Wacana akan diaktifkannya polisi virtual dikemukakan oleh Kapolri yang baru saja dilantik Jenderal (Pol) Listyo Sigit Prabowo merespon wacana revisi Undang-Undang Informasi dan Transaksi Elektronik (UU ITE) yang digulirkan Presiden Jokowi sebelumnya.
"Virtual police menegur dan menjelaskan potensi pelanggaran pasal sekian dengan ancaman hukuman sekian, lalu diberikan (dijelaskan) apa yang sebaiknya dia lakukan," ujar Kapolridalam Rapat Pimpinan Polri pada Selasa (16/02/2021).
Dilanjutkan Kapolri juga kepada para pimpinan Polri hendaknya program ini nantinya dikoordinasikan dan berkerjasama dengan Kementerian Komunikasi dan Informatika sehingga jika ada konten-konten yang berpotensi melanggara UU ITE polisi virtual-lah yang akan maju dan memberikan peringatan sebelum polisi siber yang menindaklanjuti.
Dia juga menyampaikan agar program ini berhasil dan dapat efektif sampai kepada masyarakat untuk bekerjasama dengan para pegiat media sosial yang disukai masyarakat. Dia juga menghimbau kepada jarannya agar membuat panduan yang jelas untuk penyelesaian kasus-kasus yang terait UU ITE agar penggunaan pasa-pasal karet di dalam UU ITE dapat ditekan dan potensi kriminalisasi berbagai pihak dapat seoptimal mungkin dihindari.
Di satu sisi polisi virtual ini bisa jadi angin segar terhadap potensi kriminalisasi pihak-pihak yang mengkritik pemerintah dengan bertameng UU ITE, namun di sisi lain sangat berpotensi juga menjadi jalur lain kepolisian untuk bertindak lebih represif terhadap para pengkritik pemerintah ataupun menjadi arena penyalahgunaan wewenang oleh pihak kepolisian kepada pihak-pihak tertentu.
Berkah atau Ancaman Bagi Pengkritik Pemerintah?
Mengutip pernyataan M. Isnur selaku Ketua Bidang Advokasi Yayasan Lembaga Bantuan Hukum Indonesia kepada BBC New Indonesia (29/01/2020) bahwa selama ini saja perangkat dunia maya milik kepolisian justru selama ini bekerja untuk menangkapi orang-orang yang kritis sehingga penambahan polisi virtual bisa jadi justru membuka keran bagi kepolisian untuk bersikap lebih represif lagi.
"Jadi, ada semacam penggunaan kekuasaan yang berlebihan, abuse of power di situ.
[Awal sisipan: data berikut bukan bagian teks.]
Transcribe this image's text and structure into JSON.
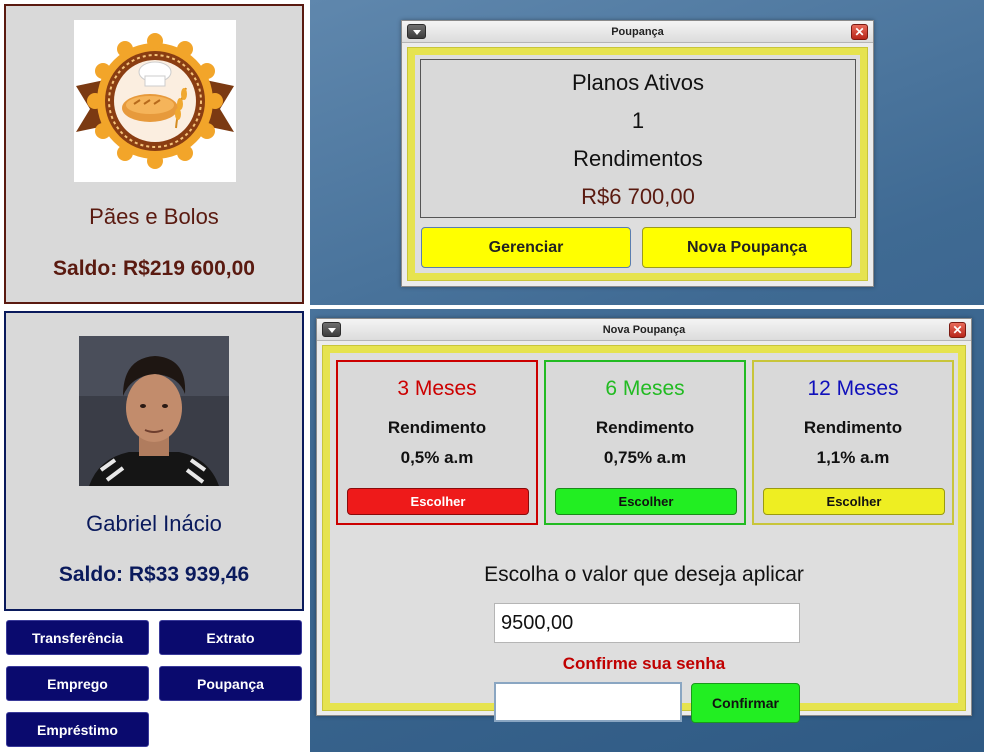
{
  "colors": {
    "company_accent": "#5a1a10",
    "user_accent": "#0a1a5c",
    "nav_button_bg": "#0a0a6e",
    "yellow_frame": "#e6e34f",
    "yellow_button": "#ffff00",
    "plan_3_color": "#cc0000",
    "plan_6_color": "#22bb22",
    "plan_12_color": "#1010bb",
    "plan_3_button": "#ee1a1a",
    "plan_6_button": "#22ee22",
    "plan_12_button": "#eeee22",
    "confirm_label_color": "#c00000",
    "confirm_button": "#22ee22"
  },
  "company": {
    "name": "Pães e Bolos",
    "saldo": "Saldo: R$219 600,00",
    "logo_icon": "bakery-badge-logo"
  },
  "user": {
    "name": "Gabriel Inácio",
    "saldo": "Saldo: R$33 939,46",
    "avatar": "profile-photo"
  },
  "nav": {
    "transferencia": "Transferência",
    "extrato": "Extrato",
    "emprego": "Emprego",
    "poupanca": "Poupança",
    "emprestimo": "Empréstimo"
  },
  "poupanca_window": {
    "title": "Poupança",
    "close_glyph": "✕",
    "planos_label": "Planos Ativos",
    "planos_count": "1",
    "rendimentos_label": "Rendimentos",
    "rendimentos_value": "R$6 700,00",
    "gerenciar_label": "Gerenciar",
    "nova_label": "Nova Poupança"
  },
  "nova_window": {
    "title": "Nova Poupança",
    "close_glyph": "✕",
    "plans": [
      {
        "title": "3 Meses",
        "label": "Rendimento",
        "rate": "0,5% a.m",
        "button": "Escolher"
      },
      {
        "title": "6 Meses",
        "label": "Rendimento",
        "rate": "0,75% a.m",
        "button": "Escolher"
      },
      {
        "title": "12 Meses",
        "label": "Rendimento",
        "rate": "1,1% a.m",
        "button": "Escolher"
      }
    ],
    "prompt": "Escolha o valor que deseja aplicar",
    "value": "9500,00",
    "confirm_label": "Confirme sua senha",
    "password": "",
    "confirm_button": "Confirmar"
  }
}
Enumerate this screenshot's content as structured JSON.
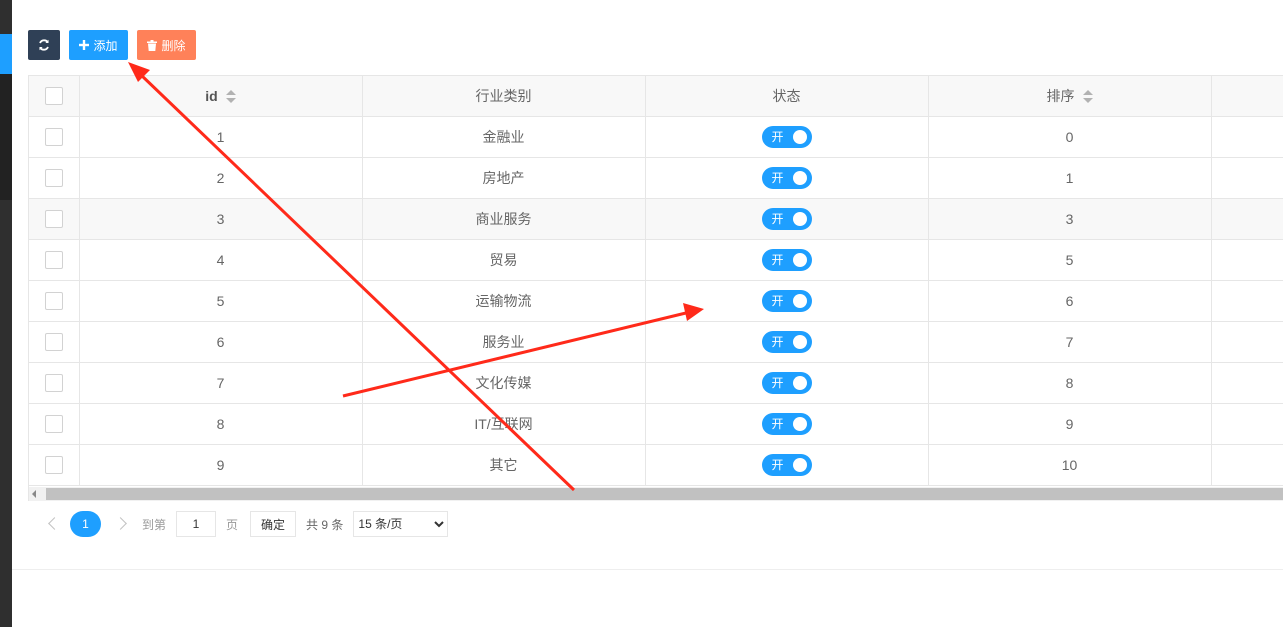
{
  "toolbar": {
    "add_label": "添加",
    "delete_label": "删除"
  },
  "table": {
    "headers": {
      "id": "id",
      "category": "行业类别",
      "status": "状态",
      "sort": "排序"
    },
    "rows": [
      {
        "id": "1",
        "category": "金融业",
        "status": "开",
        "sort": "0"
      },
      {
        "id": "2",
        "category": "房地产",
        "status": "开",
        "sort": "1"
      },
      {
        "id": "3",
        "category": "商业服务",
        "status": "开",
        "sort": "3"
      },
      {
        "id": "4",
        "category": "贸易",
        "status": "开",
        "sort": "5"
      },
      {
        "id": "5",
        "category": "运输物流",
        "status": "开",
        "sort": "6"
      },
      {
        "id": "6",
        "category": "服务业",
        "status": "开",
        "sort": "7"
      },
      {
        "id": "7",
        "category": "文化传媒",
        "status": "开",
        "sort": "8"
      },
      {
        "id": "8",
        "category": "IT/互联网",
        "status": "开",
        "sort": "9"
      },
      {
        "id": "9",
        "category": "其它",
        "status": "开",
        "sort": "10"
      }
    ]
  },
  "pager": {
    "current_page": "1",
    "goto_prefix": "到第",
    "goto_value": "1",
    "goto_suffix": "页",
    "confirm_label": "确定",
    "total_text": "共 9 条",
    "page_size": "15 条/页"
  },
  "colors": {
    "primary": "#1e9fff",
    "dark_button": "#2f4056",
    "danger": "#ff5722",
    "annotation_arrow": "#ff2a1a"
  }
}
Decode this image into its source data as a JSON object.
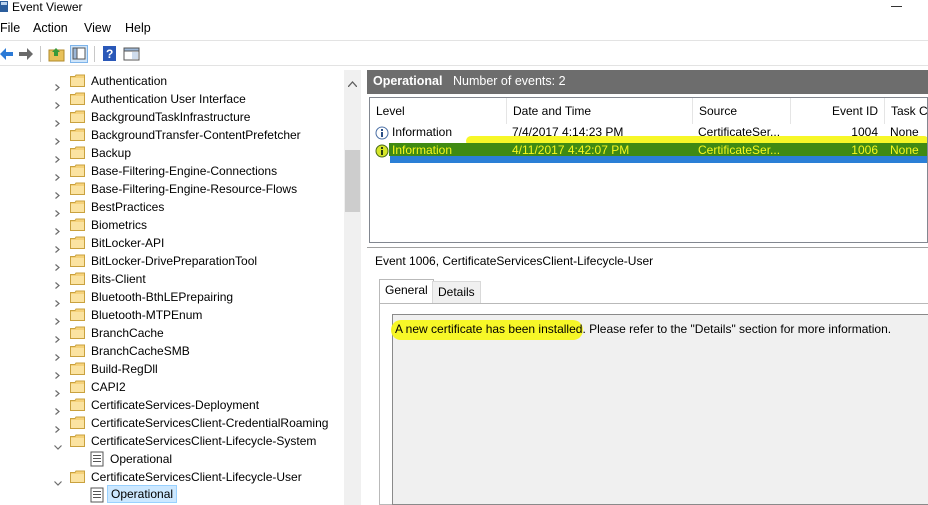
{
  "window": {
    "title": "Event Viewer"
  },
  "menu": {
    "file": "File",
    "action": "Action",
    "view": "View",
    "help": "Help"
  },
  "toolbar": {
    "icons": [
      "back-arrow-icon",
      "forward-arrow-icon",
      "folder-up-icon",
      "show-hide-pane-icon",
      "help-icon",
      "properties-pane-icon"
    ]
  },
  "tree": {
    "items": [
      {
        "label": "Authentication",
        "type": "folder",
        "expanded": false
      },
      {
        "label": "Authentication User Interface",
        "type": "folder",
        "expanded": false
      },
      {
        "label": "BackgroundTaskInfrastructure",
        "type": "folder",
        "expanded": false
      },
      {
        "label": "BackgroundTransfer-ContentPrefetcher",
        "type": "folder",
        "expanded": false
      },
      {
        "label": "Backup",
        "type": "folder",
        "expanded": false
      },
      {
        "label": "Base-Filtering-Engine-Connections",
        "type": "folder",
        "expanded": false
      },
      {
        "label": "Base-Filtering-Engine-Resource-Flows",
        "type": "folder",
        "expanded": false
      },
      {
        "label": "BestPractices",
        "type": "folder",
        "expanded": false
      },
      {
        "label": "Biometrics",
        "type": "folder",
        "expanded": false
      },
      {
        "label": "BitLocker-API",
        "type": "folder",
        "expanded": false
      },
      {
        "label": "BitLocker-DrivePreparationTool",
        "type": "folder",
        "expanded": false
      },
      {
        "label": "Bits-Client",
        "type": "folder",
        "expanded": false
      },
      {
        "label": "Bluetooth-BthLEPrepairing",
        "type": "folder",
        "expanded": false
      },
      {
        "label": "Bluetooth-MTPEnum",
        "type": "folder",
        "expanded": false
      },
      {
        "label": "BranchCache",
        "type": "folder",
        "expanded": false
      },
      {
        "label": "BranchCacheSMB",
        "type": "folder",
        "expanded": false
      },
      {
        "label": "Build-RegDll",
        "type": "folder",
        "expanded": false
      },
      {
        "label": "CAPI2",
        "type": "folder",
        "expanded": false
      },
      {
        "label": "CertificateServices-Deployment",
        "type": "folder",
        "expanded": false
      },
      {
        "label": "CertificateServicesClient-CredentialRoaming",
        "type": "folder",
        "expanded": false
      },
      {
        "label": "CertificateServicesClient-Lifecycle-System",
        "type": "folder",
        "expanded": true
      },
      {
        "label": "Operational",
        "type": "log",
        "selected": false
      },
      {
        "label": "CertificateServicesClient-Lifecycle-User",
        "type": "folder",
        "expanded": true
      },
      {
        "label": "Operational",
        "type": "log",
        "selected": true
      }
    ]
  },
  "events_panel": {
    "log_name": "Operational",
    "count_text": "Number of events: 2",
    "columns": [
      "Level",
      "Date and Time",
      "Source",
      "Event ID",
      "Task Ca"
    ],
    "rows": [
      {
        "level": "Information",
        "datetime": "7/4/2017 4:14:23 PM",
        "source": "CertificateSer...",
        "event_id": "1004",
        "task": "None",
        "selected": false
      },
      {
        "level": "Information",
        "datetime": "4/11/2017 4:42:07 PM",
        "source": "CertificateSer...",
        "event_id": "1006",
        "task": "None",
        "selected": true
      }
    ]
  },
  "detail": {
    "title": "Event 1006, CertificateServicesClient-Lifecycle-User",
    "tabs": [
      "General",
      "Details"
    ],
    "active_tab": "General",
    "description_highlighted": "A new certificate has been installed",
    "description_rest": ". Please refer to the \"Details\" section for more information."
  },
  "colors": {
    "panel_header": "#6d6d6d",
    "highlight_yellow": "#f7f71c",
    "highlight_green": "#3f8a13",
    "highlight_blue": "#2a7fd6",
    "selection": "#cce8ff"
  }
}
Harus juga lihat, siber Indonesia, sudah pada tahap yang mengkhawatirkan, karena banyak orang berbeda pendapat yang mempertanyakan jalannya pemerintahan justru dikriminalisasi dengan UU ITE. Tanpa alasan yang jelas," terang Isnur.
Kekhawatiran Isnur tentu berdasar melihat bagaimana selama ini pihak kepolisian hanya dengan satuan polisi siber dibawah Reserse Kriminal sering menangkapi para pengkritik pemerintah ataupun pihak yang mendukung gerakan kritis terhadpa pemerintah.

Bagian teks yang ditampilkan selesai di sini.